Otro elemento que da sustento al Re, es la extranjería de los tacvbos. La banda es de Ciudad Satélite y eso provoca bromas y desdenes porque están al ladito, pero no pertenecen al DF. Después la banda de aquí y de allá -según de qué lado del Periférico estemos- discute, excluye o concilia; para efectos creativos, esta supuesta marginalidad obliga a la mirada nueva, o extraña, de los temas. Café Tacvba no ostentaba el compromiso político que sí tenían Maldita Vecindad o Santa Sabina, involucrados con las formas en que se organizaba política y socialmente la ciudad. Y donde ellos tenían la urgencia de crear “un mensaje”, los Tacvbos se asombraban con el barrio de La Lagunilla, la costa de la Negrita, la maravillosa noche estrellada de Las flores. El encanto mayor de las canciones del Re es su candor, su mirada infantil del mundo, la alegría que provoca situarse por primera vez entre mares, montañas, calles y estaciones del metro. Re es un cartón de lotería y también un juego de Turista Nacional; su lirismo no viene del misticismo -cuando veo a través del vaso veo a través del tiempo, gorosticea Caifanes; es como una insolación, ojos cegados en el reino del sol, texturiza Santa Sabina- sino de la metáfora ingenua, que parece construirse torpemente al mismo tiempo que se canta: mi frase favorita inicia con la vastedad: “yo te escucharé con todo el silencio del planeta” y remata paya y enjundiosa: “y miraré tus ojos como si fueran los últimos de este país”. Pero como este hallazgo hay muchos y de muchos tonos: “en las tocadas la neta es el slam, pero en mi casa si le meto al tropical”.

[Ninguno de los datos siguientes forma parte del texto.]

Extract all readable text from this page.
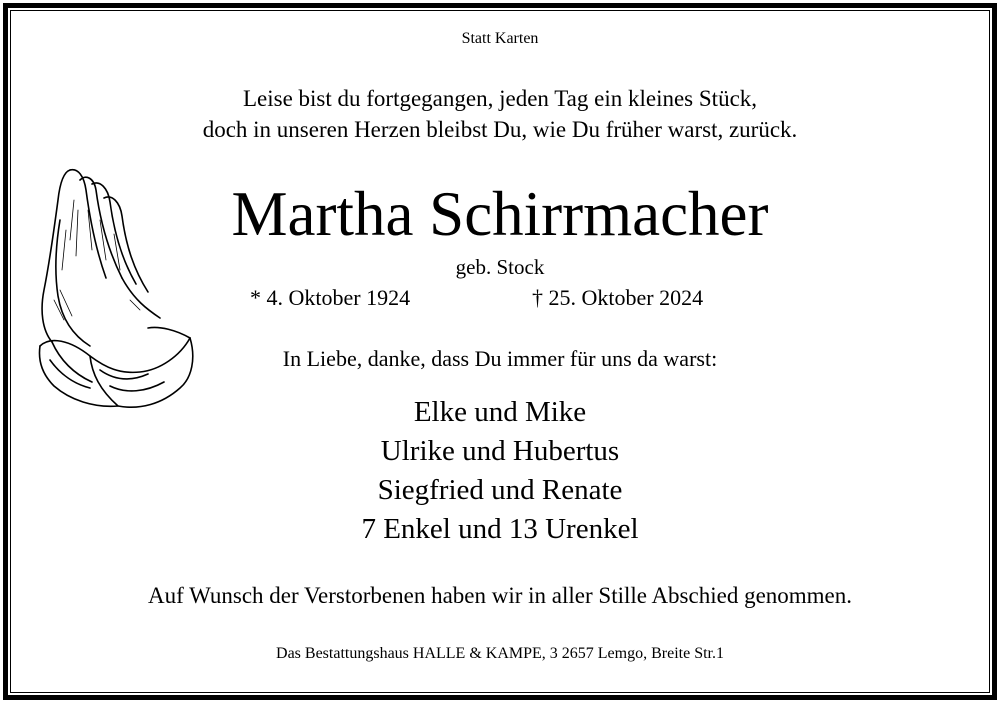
Statt Karten
Leise bist du fortgegangen, jeden Tag ein kleines Stück,
doch in unseren Herzen bleibst Du, wie Du früher warst, zurück.
Martha Schirrmacher
geb. Stock
* 4. Oktober 1924	† 25. Oktober 2024
In Liebe, danke, dass Du immer für uns da warst:
Elke und Mike
Ulrike und Hubertus
Siegfried und Renate
7 Enkel und 13 Urenkel
Auf Wunsch der Verstorbenen haben wir in aller Stille Abschied genommen.
Das Bestattungshaus HALLE & KAMPE, 3 2657 Lemgo, Breite Str.1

El éxito que tuvo Re hizo -ya se dijo antes- que el rock mexicano girara alrededor de este disco. Después vino el Yo soy / Revés, que seguramente es mejor disco, con mayor introspección y experimentos asombrosos pero no siempre digeribles. Lo que sigue -los covers de Avalancha de éxitos, el Re agotado de Cuatro caminos, las sesiones sicológicas fallidas de Sino y confieso que no he tenido ánimo para entrarle a El objeto antes llamado disco– tiene buenos momentos y, sin embargo, tras escucharlos se suele correr a revisitar el Re. Es un juego, una fundación, una gozadera variopinta. ¿El mejor disco de rock mexicano, de rock en español? Son horrendas esas categorizaciones, le quitan el alma a la música, como lo hacen las cámaras fotográficas con las personas. Pero sí valdría arriesgar la insolencia: ahí donde está la Piedra de Sol de Octavio Paz, o el Sueño de una tarde dominical en la Alameda de Diego Rivera, ahí juntito debe ponerse a esta colección de ingenieros redimidos, gays discotequeros, tlatoanis de La Lagunilla y catedrales que desaparecen entre smog y caca de paloma.